O grupo ignorado/não informado da CNAE dos trabalhadores representou 73% dos benefícios previdenciários. Esta constatação evidencia a necessidade de melhorar os sistemas de informações sobre auxílio-doença. Se a qualificação do dado epidemiológico não for precisa, as estratégias de minimização dos efeitos do agravo sobre a população de trabalhadores podem ficar comprometidas. Contudo, dos benefícios corretamente notificados, os grupos de Comércio, Indústrias de transformação, Administração e Administração pública foram os mais frequentes entre os benefícios concedidos.

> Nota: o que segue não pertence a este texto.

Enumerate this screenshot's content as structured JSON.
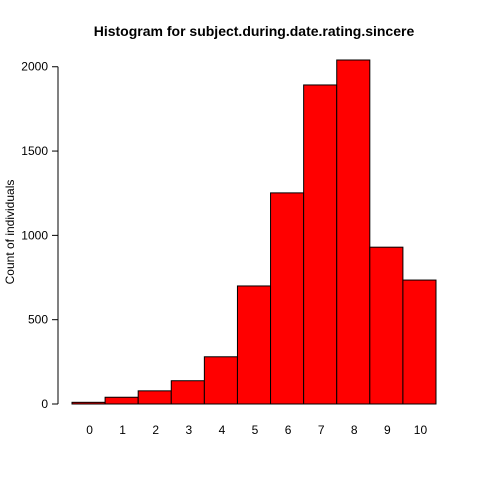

Portanto, a prevenção primária, com a intervenção no estilo de vida e no ambiente, incluindo o meio ambiente laboral, é a melhor opção para a prevenção e redução da mortalidade por câncer.25
Em conclusão, este estudo evidenciou uma tendência crescente dos benefícios previdenciários por câncer bucal e de orofaringe no período de 2006 a 2013, no Brasil, e uma importante falha na quantificação do dado epidemiológico de registro da CNAE geradora desse benefício, o que prejudica o monitoramento da situação de saúde dos trabalhadores brasileiros. Desde abril de 2007, com a implementação do nexo técnico epidemiológico (NTEP)26 a partir do cruzamento dos dados sobre benefícios conforme os códigos da CID-10 e da CNAE geradora, foi possível estabelecer o nexo causal entre a atividade ocupacional e a concessão do benefício, superando a limitação da subnotificação das comunicações de acidentes de trabalho (CAT) pelas empresas. Esta estratégia pode ajudar o trabalhador a comprovar a relação entre a doença - neste caso, o câncer bucal e de orofaringe - e o trabalho. Mediante aproximadamente 73% de ausência de registro do CNAE, a definição do NTEP fica comprometida. Ademais, para as empresas geradoras de benefícios, o pagamento das contribuições ao Seguro de Acidente de Trabalho (SAP) está atrelado ao NTEP e ao fator acidentário de prevenção (FAP).27 Assim, quanto menores os registros de acidentes de trabalho e benefícios previdenciários, menores as alíquotas de contribuições. Para o alcance de melhorias nas políticas públicas do setor, recomenda-se investimentos no sentido de aprimorar o preenchimento do dado referente à CNAE geradora do benefício previdenciário, de modo a trazer benefícios tanto para os trabalhadores quanto para as empresas que investem em prevenção primária.